Agri crisis, employment true gauge of economic growth — think tank
MANILA, Philippines — The government should address the country’s agricultural crisis and unemployment as these indicate the “real” economic growth, a research group said Friday.
IBON Foundation executive director Sonny Africa said overlooking these two factors are the reason for the country’s sluggish economic growth.
“The reason for the slowing economy is the failure of the government to give attention to the country’s agriculture and industry,” Africa said in a forum.
Africa pointed out the basis of growth should be based on the public’s condition before speaking of numbers.
“Ang pamantayan namin ng pagunlad kasi yung kalagayan ng nakararami. Sa sitwasyon na napakarami ang walang trabaho, at even sa may mga trabaho napakababa ng kita, yun ang pamantayan namin ng pag-unlad,” he said.
(Our basis of progress is the condition of the many. A situation where there are a lot of people without jobs and even those with jobs have low income, that’s our basis of progress.)

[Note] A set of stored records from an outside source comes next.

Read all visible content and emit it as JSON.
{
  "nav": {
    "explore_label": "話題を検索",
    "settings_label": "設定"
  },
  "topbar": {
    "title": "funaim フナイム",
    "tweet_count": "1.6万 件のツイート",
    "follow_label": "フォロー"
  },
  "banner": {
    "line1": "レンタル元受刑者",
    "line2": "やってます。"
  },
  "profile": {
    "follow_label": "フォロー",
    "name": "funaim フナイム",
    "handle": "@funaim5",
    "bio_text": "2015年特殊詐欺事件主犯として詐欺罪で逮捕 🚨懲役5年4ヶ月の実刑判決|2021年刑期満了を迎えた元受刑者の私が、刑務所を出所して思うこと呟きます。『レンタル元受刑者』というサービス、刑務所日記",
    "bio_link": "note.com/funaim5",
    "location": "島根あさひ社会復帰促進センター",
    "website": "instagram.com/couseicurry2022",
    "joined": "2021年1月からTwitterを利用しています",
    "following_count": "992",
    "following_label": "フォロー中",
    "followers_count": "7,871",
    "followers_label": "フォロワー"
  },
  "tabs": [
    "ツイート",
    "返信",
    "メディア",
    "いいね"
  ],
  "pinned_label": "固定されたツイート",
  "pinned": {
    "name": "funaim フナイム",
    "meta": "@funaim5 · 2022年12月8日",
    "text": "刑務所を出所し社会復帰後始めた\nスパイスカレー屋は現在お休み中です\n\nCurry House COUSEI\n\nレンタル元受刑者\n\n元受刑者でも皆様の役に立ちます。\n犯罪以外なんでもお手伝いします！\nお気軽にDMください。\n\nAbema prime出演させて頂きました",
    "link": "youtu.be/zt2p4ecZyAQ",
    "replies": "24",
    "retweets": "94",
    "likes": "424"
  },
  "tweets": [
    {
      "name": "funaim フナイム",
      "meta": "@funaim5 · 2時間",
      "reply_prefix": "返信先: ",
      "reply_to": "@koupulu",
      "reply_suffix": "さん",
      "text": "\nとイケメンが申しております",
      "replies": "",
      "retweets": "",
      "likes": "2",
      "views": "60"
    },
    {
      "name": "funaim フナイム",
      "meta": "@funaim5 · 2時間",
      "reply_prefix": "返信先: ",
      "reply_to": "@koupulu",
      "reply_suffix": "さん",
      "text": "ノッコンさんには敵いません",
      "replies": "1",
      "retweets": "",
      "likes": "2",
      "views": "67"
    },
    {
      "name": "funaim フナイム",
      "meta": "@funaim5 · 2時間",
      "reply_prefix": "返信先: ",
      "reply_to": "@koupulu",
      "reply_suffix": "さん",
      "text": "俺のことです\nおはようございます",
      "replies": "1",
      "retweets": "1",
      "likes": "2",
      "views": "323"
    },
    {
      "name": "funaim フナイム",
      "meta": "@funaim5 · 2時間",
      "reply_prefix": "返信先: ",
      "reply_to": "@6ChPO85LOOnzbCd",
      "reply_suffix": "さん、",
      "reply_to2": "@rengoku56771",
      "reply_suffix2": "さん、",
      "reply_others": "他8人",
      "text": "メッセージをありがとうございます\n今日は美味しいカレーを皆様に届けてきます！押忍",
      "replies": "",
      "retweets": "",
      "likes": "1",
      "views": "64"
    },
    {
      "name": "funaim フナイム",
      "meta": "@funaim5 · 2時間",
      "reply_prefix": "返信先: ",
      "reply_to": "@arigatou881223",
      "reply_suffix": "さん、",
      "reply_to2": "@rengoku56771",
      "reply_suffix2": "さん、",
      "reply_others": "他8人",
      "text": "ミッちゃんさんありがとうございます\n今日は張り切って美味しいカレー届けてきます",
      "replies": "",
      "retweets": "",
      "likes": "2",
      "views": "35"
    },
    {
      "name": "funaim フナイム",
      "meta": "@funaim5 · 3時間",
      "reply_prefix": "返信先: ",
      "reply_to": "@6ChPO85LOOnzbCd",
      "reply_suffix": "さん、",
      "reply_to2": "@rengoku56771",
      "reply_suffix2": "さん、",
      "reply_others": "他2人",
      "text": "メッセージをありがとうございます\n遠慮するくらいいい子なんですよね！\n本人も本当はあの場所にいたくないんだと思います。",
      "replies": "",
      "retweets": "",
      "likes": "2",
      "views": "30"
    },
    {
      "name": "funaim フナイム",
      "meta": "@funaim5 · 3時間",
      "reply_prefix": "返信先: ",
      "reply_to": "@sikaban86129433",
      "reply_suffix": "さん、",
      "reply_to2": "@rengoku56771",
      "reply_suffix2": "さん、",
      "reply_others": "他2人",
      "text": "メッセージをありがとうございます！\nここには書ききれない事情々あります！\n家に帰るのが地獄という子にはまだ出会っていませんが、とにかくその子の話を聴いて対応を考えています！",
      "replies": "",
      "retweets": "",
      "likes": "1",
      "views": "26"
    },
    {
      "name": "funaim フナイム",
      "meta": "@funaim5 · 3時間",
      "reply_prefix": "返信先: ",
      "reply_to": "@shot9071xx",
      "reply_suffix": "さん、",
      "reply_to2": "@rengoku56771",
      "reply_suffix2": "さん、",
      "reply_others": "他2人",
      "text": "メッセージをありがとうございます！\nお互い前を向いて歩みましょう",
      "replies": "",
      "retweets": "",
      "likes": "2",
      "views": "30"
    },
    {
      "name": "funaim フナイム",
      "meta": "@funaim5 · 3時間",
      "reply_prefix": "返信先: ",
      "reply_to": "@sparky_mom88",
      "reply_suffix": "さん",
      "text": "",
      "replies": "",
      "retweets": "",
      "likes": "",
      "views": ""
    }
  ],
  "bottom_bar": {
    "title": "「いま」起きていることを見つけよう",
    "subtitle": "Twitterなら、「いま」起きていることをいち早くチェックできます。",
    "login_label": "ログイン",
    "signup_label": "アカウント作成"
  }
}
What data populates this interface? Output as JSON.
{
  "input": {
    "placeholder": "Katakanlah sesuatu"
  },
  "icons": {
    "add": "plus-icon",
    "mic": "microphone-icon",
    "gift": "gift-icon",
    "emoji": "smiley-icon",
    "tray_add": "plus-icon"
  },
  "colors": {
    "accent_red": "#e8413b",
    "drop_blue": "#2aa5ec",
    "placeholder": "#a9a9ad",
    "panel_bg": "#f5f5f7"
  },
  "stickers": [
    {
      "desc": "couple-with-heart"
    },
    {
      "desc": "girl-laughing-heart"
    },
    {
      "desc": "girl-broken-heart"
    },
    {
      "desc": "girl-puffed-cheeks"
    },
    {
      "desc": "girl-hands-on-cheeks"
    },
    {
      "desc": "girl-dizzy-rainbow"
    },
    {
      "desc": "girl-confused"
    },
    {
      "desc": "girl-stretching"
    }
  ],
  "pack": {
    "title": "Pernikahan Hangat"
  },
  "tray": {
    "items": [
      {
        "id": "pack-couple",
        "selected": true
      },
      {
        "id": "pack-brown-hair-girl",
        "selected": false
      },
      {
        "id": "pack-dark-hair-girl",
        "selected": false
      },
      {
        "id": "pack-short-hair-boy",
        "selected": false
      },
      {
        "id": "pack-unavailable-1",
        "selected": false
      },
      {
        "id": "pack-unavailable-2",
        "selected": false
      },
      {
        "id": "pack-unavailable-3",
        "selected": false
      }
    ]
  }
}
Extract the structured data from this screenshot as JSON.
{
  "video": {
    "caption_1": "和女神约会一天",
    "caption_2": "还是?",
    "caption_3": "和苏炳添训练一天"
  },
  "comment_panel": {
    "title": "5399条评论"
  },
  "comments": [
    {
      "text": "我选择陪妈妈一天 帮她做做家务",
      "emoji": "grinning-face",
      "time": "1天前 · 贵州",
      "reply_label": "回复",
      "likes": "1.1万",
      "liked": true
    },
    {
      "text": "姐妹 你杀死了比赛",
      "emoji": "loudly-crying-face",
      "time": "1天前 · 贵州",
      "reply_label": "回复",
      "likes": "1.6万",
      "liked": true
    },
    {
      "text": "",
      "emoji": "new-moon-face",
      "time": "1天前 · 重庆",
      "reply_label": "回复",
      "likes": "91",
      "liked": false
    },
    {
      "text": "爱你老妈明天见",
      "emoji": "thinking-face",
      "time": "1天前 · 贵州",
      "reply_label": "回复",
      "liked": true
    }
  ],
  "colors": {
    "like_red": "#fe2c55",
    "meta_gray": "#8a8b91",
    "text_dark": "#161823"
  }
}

“Sa amin, bago pagusapan yung number, dapat itarget, palakasin ang agrikultura, palakasin ang manufacturing. Dapat suportahan nang lokal na industriya, suportahan nya yung local manufacturing. Kung lumaki yan, susunod na din ang economic growth,” he added.
(Before we talk about the numbers, the one that should be targeted is to strengthen agriculture and manufacturing. There is a need to support the local industries. If that increases, then the economic growth will follow.)
The Philippine Statistics Authority (PSA) recently reported the Philippine economy grew 5.9 percent in 2019, its slowest pace in eight years.
IBON Foundation said the growth in the agricultural sector dropped from 4 percent in 2017 to 0.9 percent in 2018 then slightly increased to 1.5 percent in 2019.
The group stressed the agriculture sector’s share in the national budget is only 3.5 percent of the whole, its lowest since 2004 at 3.3 percent, showing how the government “continues its neglect and low prioritization of agriculture.”
IBON also pointed out the decline of growth in manufacturing from 9.4 percent in 2017 to 4.9 percent in 2018 to just 3.8 percent in 2019.
“This is because domestic consumption and exports have weakened amid a protracted crisis and increasing protectionism in the global economy,” the group said.
“Ang totoong target, hindi dapat growth percent, ang totoong target, mabawasan ang mahirap, mabawasan ang walang trabaho sa pamamagitan ng pagpapalakas sa agrikultura, paglakas ng industriya,” Africa said.
(The real target shouldn’t be growth percent but the aim to reduce poverty, reduce unemployment by strengthening the agriculture sector and industries.)